Cuando estudiaba en el instituto nos hicieron leer un libro de poemas que, dijeron, era el más importante de la posguerra española.
Este poema significó un antes y un después en la poesía hispana. En toda la literatura, en toda la historia de las formas poéticas. Es impactante, imprescindible y terriblemente relevante. Nadie hasta entonces se había puesto por portavoz de la angustia vital que nos acompaña, y desde entonces, todos acuden a él.
HOMBRELuchando, cuerpo a cuerpo, con la muerte,
al borde del abismo, estoy clamando
a Dios. Y su silencio, retumbando,
ahoga mi voz en el vacío inerte.
Oh, Dios. Si he de morir, quiero tenerte
despierto. Y, noche a noche, no sé cuándo
oirás mi voz. Oh, Dios. Estoy hablando
solo. Arañando sombras para verte.
Alzo la mano, y tú me la cercenas.
Abro los ojos: me los sajas vivos.
Sed tengo, y sal se vuelven sus arenas.
Esto es ser hombre: horror a manos llenas.
Ser –y no ser- eternos, fugitivos.
¡Ángel con grandes alas de cadenas!
Blas de Otero
Sería imposible ponerse verso a verso, palabra por palabra, coma por coma, y analizar todo lo relevante de este poema, que ya de por sí queda suficientemente claro. Día a día, lo sé, y es cierto, hay millones de personas a cada uno de nuestros alrededores que sienten este peso y esta ansiedad, que querrían que sus vidas fueran un poco mejores pero por mucho que lo intenten no pueden ser mejores personas por sí mismos. Y en el fondo, lo terrible, es que aunque consiguieran cambiar con esfuerzo, nunca estaría claro que el cambio hubiera sido positivo.
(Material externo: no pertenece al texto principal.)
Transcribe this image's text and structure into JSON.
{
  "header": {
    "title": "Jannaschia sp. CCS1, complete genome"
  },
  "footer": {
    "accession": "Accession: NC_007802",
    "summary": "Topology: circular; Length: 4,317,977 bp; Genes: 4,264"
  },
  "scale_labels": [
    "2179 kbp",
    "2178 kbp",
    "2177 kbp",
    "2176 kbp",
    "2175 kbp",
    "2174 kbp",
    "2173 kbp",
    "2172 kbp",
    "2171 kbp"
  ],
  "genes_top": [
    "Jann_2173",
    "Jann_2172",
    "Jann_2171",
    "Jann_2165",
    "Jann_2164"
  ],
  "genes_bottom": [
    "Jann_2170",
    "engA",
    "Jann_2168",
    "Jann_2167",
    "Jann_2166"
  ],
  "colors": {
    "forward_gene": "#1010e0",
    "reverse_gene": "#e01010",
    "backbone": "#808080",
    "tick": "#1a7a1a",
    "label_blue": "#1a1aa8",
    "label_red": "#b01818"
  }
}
Solamente querría que al final de este artículo un tanto inapropiado para mi gusto (demasiadas confesiones, la verdad, ahora ya no me quedarán muchos secretos) se comprendiera un poco mejor la dignidad, la relevancia, la necesidad y la urgencia del Evangelio. Si es que a alguien le importa. Si es que algún seguidor de Jesús le apetece hacer algo al respecto; si es que a la iglesia de Cristo se le antoja dejar de intentar salvarse a sí misma y se empieza a preocupar por el resto de sus semejantes.